95-103, WEST STREET is a Grade II listed building in the Braintree local planning authority area, England. House. 5 related planning applications.

95-103, WEST STREET

WRENN ID
white-vault-rowan
Grade
II
Local Planning Authority
Braintree
Country
England
Type
House
Source
Historic England listing

Description

This is a late 16th-century house, subsequently altered in the 19th and 20th centuries, and now divided into three separate houses. It is timber-framed with plastered walls and a roof of handmade red plain tiles. The building originally had four bays facing north, with a central chimney stack. A catslide extension runs along the rear of the building. There are 20th-century extensions to the rear of numbers 97 and 99, and a two-storey lean-to extension with a felt roof to the rear of number 103. A 20th-century extension to the left of number 97 incorporates a carport with rooms above. The house has two storeys and attics. The front has a four-window arrangement featuring early 19th-century sash windows with 16 lights, some with crown glass; there are also some 20th-century replica windows in the left extension. There is a 19th-century casement window in a gabled dormer in number 99, and another in number 103. Four-panel doors, with lower panels that are flush, are grouped in pairs, and sheltered by flat canopies supported on profiled brackets. Numbers 101 and 103 are combined, and the door to number 103 is now blocked. In the left gable, above the carport extension, the studding and collar of the clasped purlin roof are exposed, and some studding is visible within the carport, alongside 20th-century brick infill.

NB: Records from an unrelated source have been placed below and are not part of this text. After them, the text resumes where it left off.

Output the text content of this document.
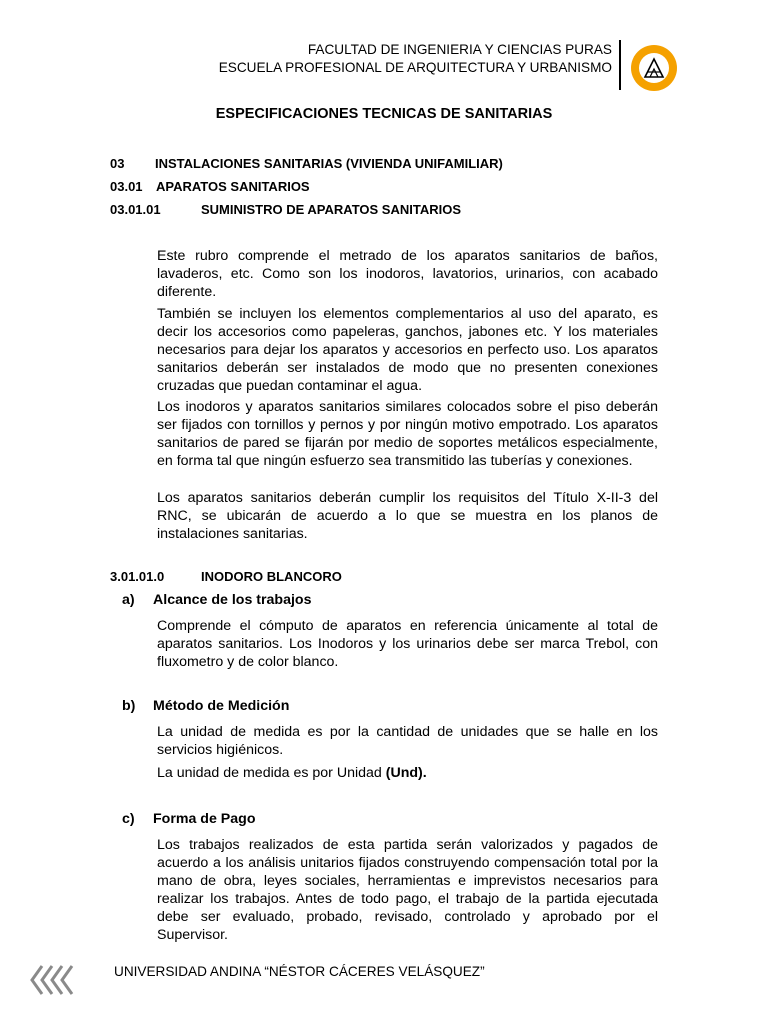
FACULTAD DE INGENIERIA Y CIENCIAS PURAS
ESCUELA PROFESIONAL DE ARQUITECTURA Y URBANISMO
ESPECIFICACIONES TECNICAS DE SANITARIAS
03 INSTALACIONES SANITARIAS (VIVIENDA UNIFAMILIAR)
03.01 APARATOS SANITARIOS
03.01.01	SUMINISTRO DE APARATOS SANITARIOS

Este rubro comprende el metrado de los aparatos sanitarios de baños, lavaderos, etc. Como son los inodoros, lavatorios, urinarios, con acabado diferente.

También se incluyen los elementos complementarios al uso del aparato, es decir los accesorios como papeleras, ganchos, jabones etc. Y los materiales necesarios para dejar los aparatos y accesorios en perfecto uso. Los aparatos sanitarios deberán ser instalados de modo que no presenten conexiones cruzadas que puedan contaminar el agua.

Los inodoros y aparatos sanitarios similares colocados sobre el piso deberán ser fijados con tornillos y pernos y por ningún motivo empotrado. Los aparatos sanitarios de pared se fijarán por medio de soportes metálicos especialmente, en forma tal que ningún esfuerzo sea transmitido las tuberías y conexiones.

Los aparatos sanitarios deberán cumplir los requisitos del Título X-II-3 del RNC, se ubicarán de acuerdo a lo que se muestra en los planos de instalaciones sanitarias.

3.01.01.0	INODORO BLANCORO
a) Alcance de los trabajos

Comprende el cómputo de aparatos en referencia únicamente al total de aparatos sanitarios. Los Inodoros y los urinarios debe ser marca Trebol, con fluxometro y de color blanco.

b) Método de Medición

La unidad de medida es por la cantidad de unidades que se halle en los servicios higiénicos.

La unidad de medida es por Unidad (Und).

c) Forma de Pago

Los trabajos realizados de esta partida serán valorizados y pagados de acuerdo a los análisis unitarios fijados construyendo compensación total por la mano de obra, leyes sociales, herramientas e imprevistos necesarios para realizar los trabajos. Antes de todo pago, el trabajo de la partida ejecutada debe ser evaluado, probado, revisado, controlado y aprobado por el Supervisor.

UNIVERSIDAD ANDINA “NÉSTOR CÁCERES VELÁSQUEZ”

There are 20th-century casement windows to the rear, including some within flat-roofed dormers on the first floor and in the attic. The building features jowled posts. Diamond mortices, indicating the former presence of unglazed windows, are visible in the rear girts and wallplates, now concealed by the catslide extension. There is no evidence of unglazed windows on the front, suggesting it may have been built between 1575 and 1590 when glazing was becoming common. The structure incorporates near-straight tension braces trenched inside studs. The house has unchamfered axial beams and plain, square-section joists on the ground floor. Above the first floor, there are chamfered axial beams, that are unstopped, with plain, vertical-section joists. The interior includes 20th-century hearths. Blocked original doorways, with straight heads, are located between bays on both floors. An unusual stepped and tenoned scarf is found in the front wallplate of number 99. The roof is a clasped purlin construction with arched wind-braces.